そこには、服の中に入ってきたトカゲに驚いて「わぁっ」と飛び起きるムッタの絵が、描かれていた。

聖域に足を踏み入れてしまった感があった。「宇宙兄弟」は、間違いなく日本の漫画史に残る素晴らしい漫画だ。そんな、ずっと残っていく作品の1コマに、私たちの天真爛漫なお願いが反映されてしまったのだ。
これが明治時代だったら、芥川龍之介に「羅生門にこういうセリフ入れてくれませんか?」とお願いして入れてもらってしまったようなものだ。

奇跡のようなことがどんどん起こっていく。

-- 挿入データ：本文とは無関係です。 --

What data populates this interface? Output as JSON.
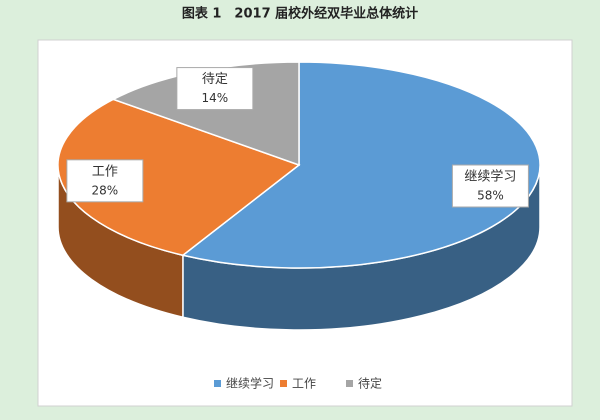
{
  "chart_data": {
    "type": "pie3d",
    "title": "图表 1　2017 届校外经双毕业总体统计",
    "categories": [
      "继续学习",
      "工作",
      "待定"
    ],
    "values": [
      58,
      28,
      14
    ],
    "value_labels": [
      "58%",
      "28%",
      "14%"
    ],
    "colors": [
      "#5b9bd5",
      "#ed7d31",
      "#a5a5a5"
    ],
    "legend": "bottom"
  }
}
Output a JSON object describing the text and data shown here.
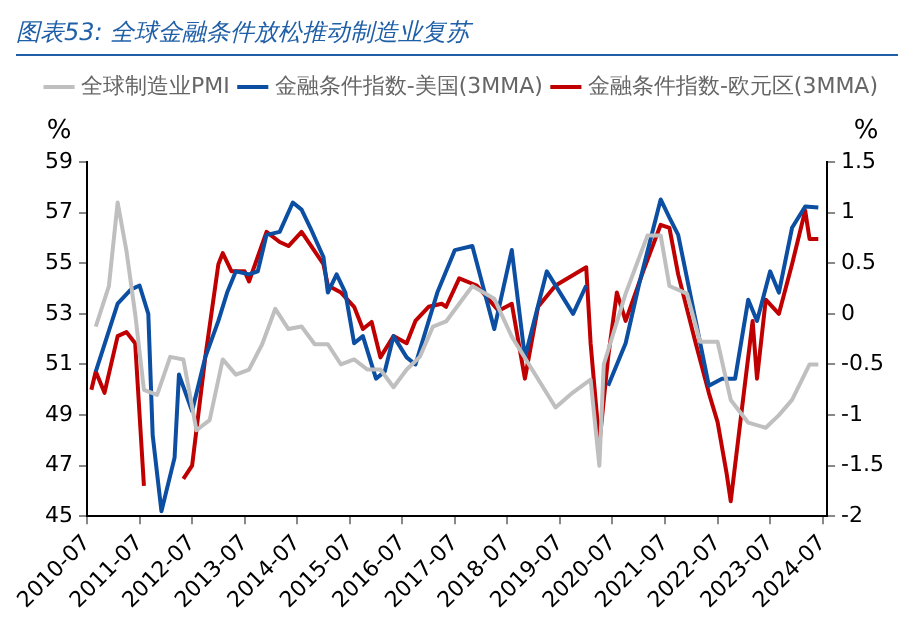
{
  "chart_data": {
    "type": "line",
    "title": "图表53: 全球金融条件放松推动制造业复苏",
    "ylabel": "%",
    "y2label": "%",
    "legend": "top right",
    "marker": "none",
    "line_style": "solid",
    "xlim": [
      "2010-07",
      "2024-08"
    ],
    "xticks": [
      "2010-07",
      "2011-07",
      "2012-07",
      "2013-07",
      "2014-07",
      "2015-07",
      "2016-07",
      "2017-07",
      "2018-07",
      "2019-07",
      "2020-07",
      "2021-07",
      "2022-07",
      "2023-07",
      "2024-07"
    ],
    "ylim": [
      45,
      59
    ],
    "yticks": [
      45,
      47,
      49,
      51,
      53,
      55,
      57,
      59
    ],
    "y2lim": [
      -2,
      1.5
    ],
    "y2ticks": [
      -2,
      -1.5,
      -1,
      -0.5,
      0,
      0.5,
      1,
      1.5
    ],
    "series": [
      {
        "name": "全球制造业PMI",
        "color": "#bfbfbf",
        "x": [
          "2010-09",
          "2010-12",
          "2011-02",
          "2011-04",
          "2011-06",
          "2011-08",
          "2011-11",
          "2012-02",
          "2012-05",
          "2012-08",
          "2012-11",
          "2013-02",
          "2013-05",
          "2013-08",
          "2013-11",
          "2014-02",
          "2014-05",
          "2014-08",
          "2014-11",
          "2015-02",
          "2015-05",
          "2015-08",
          "2015-11",
          "2016-02",
          "2016-05",
          "2016-08",
          "2016-11",
          "2017-02",
          "2017-05",
          "2017-11",
          "2018-04",
          "2018-08",
          "2019-01",
          "2019-06",
          "2019-10",
          "2020-02",
          "2020-04",
          "2020-05",
          "2020-10",
          "2021-03",
          "2021-06",
          "2021-08",
          "2021-12",
          "2022-03",
          "2022-07",
          "2022-10",
          "2023-02",
          "2023-06",
          "2023-09",
          "2023-12",
          "2024-04",
          "2024-06"
        ],
        "values": [
          52.5,
          54.1,
          57.4,
          55.5,
          53,
          50,
          49.8,
          51.3,
          51.2,
          48.4,
          48.8,
          51.2,
          50.6,
          50.8,
          51.8,
          53.2,
          52.4,
          52.5,
          51.8,
          51.8,
          51,
          51.2,
          50.8,
          50.8,
          50.1,
          50.8,
          51.3,
          52.5,
          52.7,
          54.1,
          53.6,
          52.1,
          50.7,
          49.3,
          49.9,
          50.4,
          47,
          51,
          53.8,
          56.1,
          56.1,
          54.1,
          53.8,
          51.9,
          51.9,
          49.6,
          48.7,
          48.5,
          49,
          49.6,
          51,
          51
        ]
      },
      {
        "name": "金融条件指数-美国(3MMA)",
        "color": "#0b4ea2",
        "axis": "y2",
        "x": [
          "2010-09",
          "2011-02",
          "2011-05",
          "2011-07",
          "2011-09",
          "2011-10",
          "2011-12",
          "2012-03",
          "2012-04",
          "2012-07",
          "2012-10",
          "2013-01",
          "2013-03",
          "2013-05",
          "2013-08",
          "2013-10",
          "2013-12",
          "2014-03",
          "2014-06",
          "2014-08",
          "2014-10",
          "2015-01",
          "2015-02",
          "2015-04",
          "2015-06",
          "2015-08",
          "2015-10",
          "2016-01",
          "2016-03",
          "2016-05",
          "2016-08",
          "2016-10",
          "2017-03",
          "2017-05",
          "2017-07",
          "2017-11",
          "2018-04",
          "2018-08",
          "2018-11",
          "2019-04",
          "2019-10",
          "2020-01",
          "2020-03",
          "2020-04",
          "2020-06",
          "2020-10",
          "2021-01",
          "2021-06",
          "2021-08",
          "2021-10",
          "2022-02",
          "2022-05",
          "2022-08",
          "2022-11",
          "2023-02",
          "2023-04",
          "2023-07",
          "2023-09",
          "2023-12",
          "2024-03",
          "2024-06"
        ],
        "values": [
          -0.57,
          0.1,
          0.24,
          0.28,
          0,
          -1.2,
          -1.95,
          -1.42,
          -0.6,
          -0.96,
          -0.43,
          -0.07,
          0.21,
          0.42,
          0.39,
          0.42,
          0.78,
          0.81,
          1.1,
          1.03,
          0.85,
          0.56,
          0.21,
          0.39,
          0.21,
          -0.29,
          -0.22,
          -0.64,
          -0.57,
          -0.22,
          -0.43,
          -0.5,
          0.21,
          0.42,
          0.63,
          0.67,
          -0.15,
          0.63,
          -0.43,
          0.42,
          0,
          0.28,
          null,
          null,
          -0.71,
          -0.29,
          0.28,
          1.13,
          0.95,
          0.78,
          -0.07,
          -0.71,
          -0.64,
          -0.64,
          0.14,
          -0.07,
          0.42,
          0.21,
          0.85,
          1.06,
          1.05
        ]
      },
      {
        "name": "金融条件指数-欧元区(3MMA)",
        "color": "#c00000",
        "axis": "y2",
        "x": [
          "2010-08",
          "2010-09",
          "2010-11",
          "2011-02",
          "2011-04",
          "2011-06",
          "2011-08",
          "2011-10",
          "2012-02",
          "2012-05",
          "2012-07",
          "2012-10",
          "2013-01",
          "2013-02",
          "2013-04",
          "2013-07",
          "2013-08",
          "2013-12",
          "2014-03",
          "2014-05",
          "2014-08",
          "2015-01",
          "2015-02",
          "2015-05",
          "2015-08",
          "2015-10",
          "2015-12",
          "2016-02",
          "2016-05",
          "2016-08",
          "2016-10",
          "2017-01",
          "2017-04",
          "2017-05",
          "2017-08",
          "2017-12",
          "2018-05",
          "2018-08",
          "2018-11",
          "2019-02",
          "2019-06",
          "2020-01",
          "2020-02",
          "2020-04",
          "2020-06",
          "2020-08",
          "2020-10",
          "2021-02",
          "2021-06",
          "2021-08",
          "2021-10",
          "2022-02",
          "2022-05",
          "2022-07",
          "2022-09",
          "2022-10",
          "2023-01",
          "2023-03",
          "2023-04",
          "2023-06",
          "2023-09",
          "2023-12",
          "2024-03",
          "2024-04",
          "2024-06"
        ],
        "values": [
          -0.75,
          -0.57,
          -0.78,
          -0.22,
          -0.18,
          -0.29,
          -1.7,
          null,
          null,
          -1.63,
          -1.5,
          -0.43,
          0.49,
          0.6,
          0.42,
          0.42,
          0.32,
          0.81,
          0.71,
          0.67,
          0.81,
          0.49,
          0.28,
          0.21,
          0.07,
          -0.15,
          -0.08,
          -0.43,
          -0.22,
          -0.29,
          -0.07,
          0.07,
          0.1,
          0.07,
          0.35,
          0.28,
          0.03,
          0.1,
          -0.64,
          0.07,
          0.28,
          0.46,
          -0.29,
          -1.28,
          -0.43,
          0.21,
          -0.07,
          0.42,
          0.88,
          0.85,
          0.39,
          -0.29,
          -0.78,
          -1.07,
          -1.56,
          -1.85,
          -0.78,
          -0.07,
          -0.64,
          0.14,
          0,
          0.49,
          1.02,
          0.74,
          0.74
        ]
      }
    ]
  }
}
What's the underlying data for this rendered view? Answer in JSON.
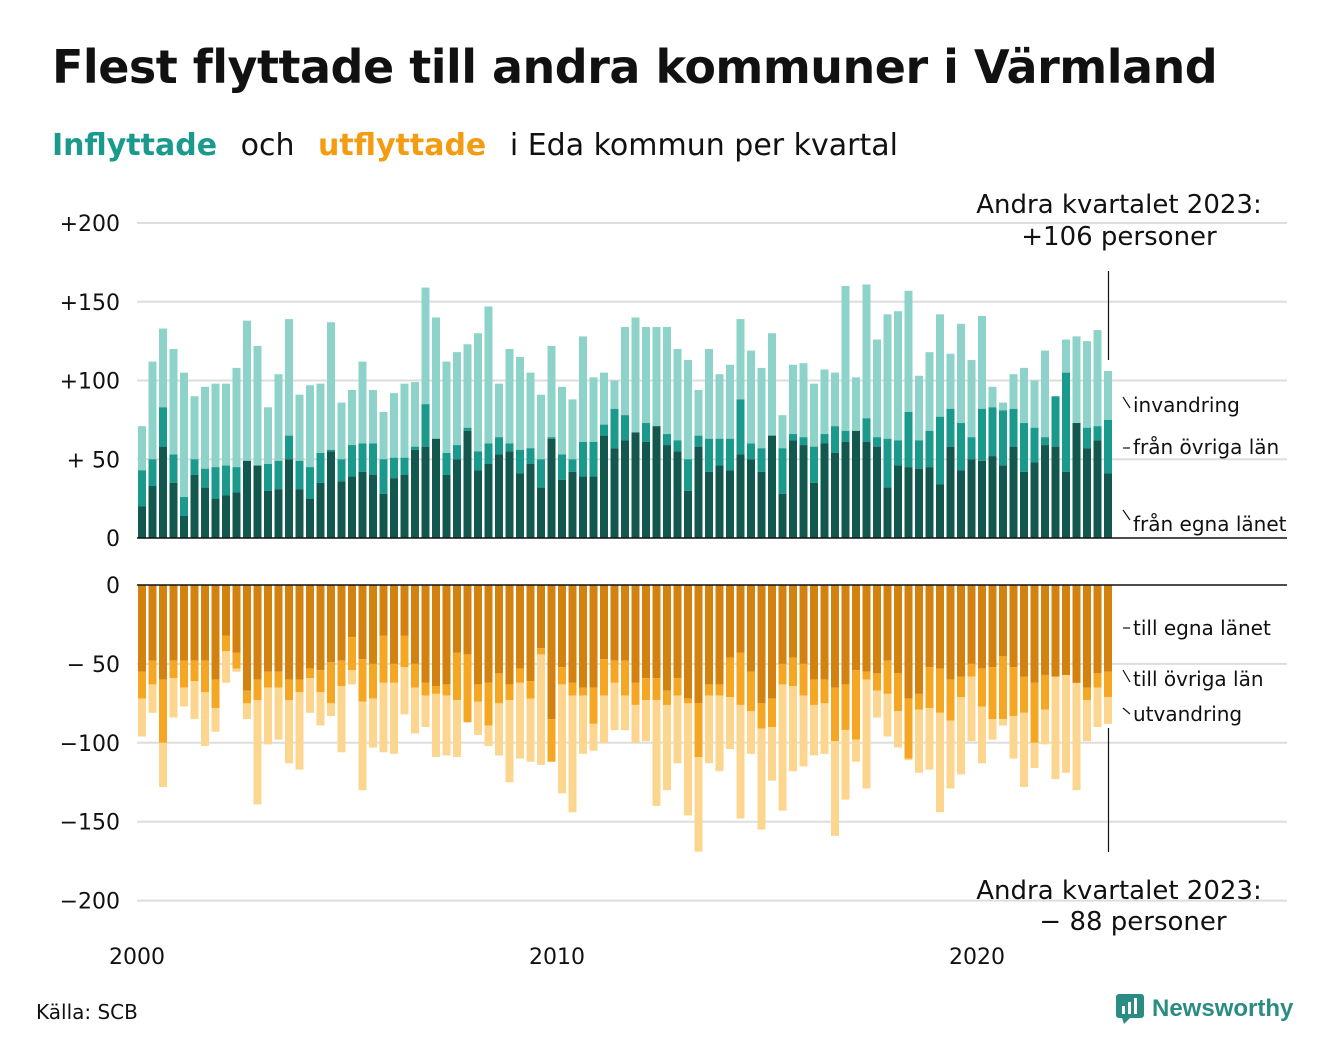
{
  "title": "Flest flyttade till andra kommuner i Värmland",
  "subtitle": {
    "part1": "Inflyttade",
    "part2": "och",
    "part3": "utflyttade",
    "part4": "i Eda kommun per kvartal"
  },
  "source": "Källa: SCB",
  "brand": "Newsworthy",
  "colors": {
    "in_egna": "#13584f",
    "in_ovriga": "#1a9a8c",
    "in_invandring": "#8ed3c9",
    "ut_egna": "#d4820f",
    "ut_ovriga": "#f5a623",
    "ut_utvandring": "#fcd68e",
    "grid": "#dddddd",
    "accent_in": "#1a9a8c",
    "accent_ut": "#f39c12",
    "brand": "#2a8c82"
  },
  "chart_data": [
    {
      "type": "bar",
      "stacked": true,
      "x_label_years": [
        "2000",
        "2010",
        "2020"
      ],
      "y_ticks": [
        "0",
        "+ 50",
        "+100",
        "+150",
        "+200"
      ],
      "ylim": [
        0,
        200
      ],
      "grid": true,
      "series_labels": [
        "invandring",
        "från övriga län",
        "från egna länet"
      ],
      "annotation": [
        "Andra kvartalet 2023:",
        "+106 personer"
      ],
      "series": [
        {
          "name": "från egna länet",
          "values": [
            20,
            33,
            58,
            35,
            14,
            40,
            32,
            25,
            27,
            29,
            49,
            46,
            30,
            31,
            50,
            31,
            25,
            35,
            55,
            36,
            39,
            42,
            40,
            28,
            38,
            40,
            56,
            58,
            63,
            40,
            50,
            68,
            43,
            47,
            53,
            55,
            41,
            47,
            32,
            63,
            37,
            42,
            39,
            39,
            65,
            57,
            62,
            67,
            61,
            71,
            59,
            55,
            30,
            58,
            42,
            46,
            43,
            53,
            50,
            42,
            65,
            28,
            62,
            59,
            35,
            60,
            54,
            61,
            68,
            61,
            58,
            32,
            46,
            45,
            44,
            45,
            34,
            58,
            43,
            50,
            49,
            52,
            46,
            58,
            42,
            48,
            59,
            58,
            42,
            73,
            57,
            62,
            41
          ],
          "series_cum_ovriga": [
            43,
            50,
            83,
            53,
            26,
            50,
            44,
            45,
            46,
            45,
            49,
            46,
            47,
            49,
            65,
            49,
            45,
            54,
            56,
            50,
            59,
            60,
            60,
            50,
            51,
            51,
            58,
            85,
            63,
            54,
            59,
            70,
            55,
            60,
            64,
            60,
            56,
            57,
            50,
            64,
            53,
            50,
            61,
            61,
            72,
            82,
            78,
            67,
            73,
            71,
            66,
            62,
            50,
            65,
            63,
            63,
            63,
            88,
            60,
            57,
            65,
            57,
            66,
            64,
            58,
            66,
            71,
            68,
            68,
            76,
            64,
            63,
            62,
            80,
            62,
            68,
            77,
            82,
            73,
            64,
            82,
            83,
            81,
            82,
            73,
            70,
            64,
            90,
            105,
            62,
            70,
            71,
            75
          ]
        },
        {
          "name": "från övriga län",
          "values": []
        },
        {
          "name": "invandring",
          "totals": [
            71,
            112,
            133,
            120,
            105,
            90,
            96,
            98,
            98,
            108,
            138,
            122,
            83,
            104,
            139,
            91,
            97,
            98,
            137,
            86,
            94,
            112,
            94,
            80,
            92,
            98,
            99,
            159,
            140,
            112,
            118,
            123,
            130,
            147,
            98,
            120,
            115,
            105,
            91,
            122,
            96,
            88,
            128,
            102,
            105,
            100,
            134,
            140,
            134,
            134,
            134,
            120,
            113,
            94,
            120,
            104,
            110,
            139,
            119,
            108,
            130,
            78,
            110,
            111,
            98,
            107,
            105,
            160,
            102,
            161,
            126,
            142,
            144,
            157,
            103,
            118,
            142,
            117,
            136,
            113,
            141,
            96,
            86,
            104,
            108,
            100,
            119,
            89,
            126,
            128,
            125,
            132,
            106
          ]
        }
      ]
    },
    {
      "type": "bar",
      "stacked": true,
      "y_ticks": [
        "0",
        "− 50",
        "−100",
        "−150",
        "−200"
      ],
      "ylim": [
        -200,
        0
      ],
      "grid": true,
      "series_labels": [
        "till egna länet",
        "till övriga län",
        "utvandring"
      ],
      "annotation": [
        "Andra kvartalet 2023:",
        "− 88 personer"
      ],
      "series": [
        {
          "name": "till egna länet",
          "values": [
            -55,
            -48,
            -60,
            -48,
            -48,
            -48,
            -48,
            -60,
            -32,
            -43,
            -67,
            -60,
            -55,
            -55,
            -60,
            -60,
            -53,
            -54,
            -49,
            -48,
            -33,
            -47,
            -50,
            -32,
            -50,
            -32,
            -50,
            -62,
            -64,
            -63,
            -43,
            -44,
            -63,
            -62,
            -56,
            -63,
            -53,
            -61,
            -40,
            -85,
            -52,
            -62,
            -65,
            -65,
            -47,
            -48,
            -48,
            -62,
            -59,
            -59,
            -67,
            -59,
            -72,
            -75,
            -63,
            -63,
            -46,
            -43,
            -55,
            -75,
            -72,
            -50,
            -46,
            -50,
            -60,
            -60,
            -65,
            -63,
            -54,
            -55,
            -56,
            -48,
            -56,
            -72,
            -69,
            -52,
            -53,
            -60,
            -58,
            -50,
            -53,
            -52,
            -45,
            -52,
            -58,
            -62,
            -57,
            -60,
            -60,
            -63,
            -65,
            -56,
            -55
          ],
          "cum_ovriga": [
            -72,
            -63,
            -100,
            -59,
            -65,
            -61,
            -68,
            -78,
            -42,
            -53,
            -75,
            -73,
            -65,
            -65,
            -73,
            -68,
            -59,
            -68,
            -75,
            -64,
            -54,
            -74,
            -72,
            -62,
            -62,
            -52,
            -65,
            -70,
            -69,
            -70,
            -73,
            -87,
            -74,
            -89,
            -75,
            -73,
            -62,
            -72,
            -44,
            -112,
            -63,
            -70,
            -70,
            -88,
            -70,
            -62,
            -70,
            -76,
            -73,
            -73,
            -76,
            -70,
            -75,
            -109,
            -70,
            -70,
            -71,
            -76,
            -80,
            -91,
            -90,
            -63,
            -64,
            -70,
            -76,
            -75,
            -99,
            -92,
            -98,
            -60,
            -67,
            -69,
            -80,
            -110,
            -79,
            -78,
            -81,
            -86,
            -71,
            -58,
            -77,
            -85,
            -85,
            -83,
            -81,
            -100,
            -79,
            -58,
            -57,
            -62,
            -73,
            -65,
            -71
          ]
        },
        {
          "name": "till övriga län",
          "values": []
        },
        {
          "name": "utvandring",
          "totals": [
            -96,
            -81,
            -128,
            -84,
            -77,
            -85,
            -102,
            -93,
            -62,
            -55,
            -85,
            -139,
            -101,
            -98,
            -113,
            -117,
            -81,
            -89,
            -83,
            -106,
            -63,
            -130,
            -103,
            -106,
            -107,
            -82,
            -94,
            -90,
            -109,
            -108,
            -109,
            -82,
            -95,
            -102,
            -108,
            -125,
            -110,
            -112,
            -114,
            -100,
            -132,
            -144,
            -107,
            -105,
            -100,
            -92,
            -92,
            -100,
            -99,
            -140,
            -130,
            -113,
            -146,
            -169,
            -113,
            -118,
            -104,
            -148,
            -107,
            -155,
            -124,
            -143,
            -118,
            -115,
            -108,
            -107,
            -159,
            -136,
            -112,
            -129,
            -84,
            -96,
            -103,
            -111,
            -119,
            -117,
            -144,
            -129,
            -120,
            -99,
            -113,
            -98,
            -89,
            -110,
            -128,
            -116,
            -101,
            -123,
            -119,
            -130,
            -99,
            -90,
            -88
          ]
        }
      ]
    }
  ]
}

上述の佐渡島さんの半端無い実行腕力に引っ張られて、いろんな人がノリノリになってこのプロジェクトに参加してくれる。

本のデザインを決めていって、川村と関和亮さんと制作の太陽企画さんと、ビデオコンテをつくっていく。撮影できるものから撮っていって、だんだんとビデオコンテにはめていって、具現化していく。
私はそれと同時に、映像の展開を考えていくだけではなく、後半のマルチページめくりパートをはじめ、プログラムでフォローできるところをシミュレーションしていく。
いろんな工程を経て、MVができあがっていった。


こういうものなので、ウェブサイトでは、各シーンで何が行われているかを説明するものにしようと考えた。そして最終的に、「解説付きインタラクティブ・ミュージック・ビデオ」をウェブサイトにすることにした。
MVに合わせて、背景に入っている本の写真が動いていく。
映像を縮小すると、どの本の何ページを使って何をするか、という解説が入っている。そこにはamazonの商品ページへのリンクが入っていて、本やCDを買うことができる。
要するに、考え方としては「その気になったらユーザーが自分の手元にある本だけでMVを再現できてしまう」ということを目指している。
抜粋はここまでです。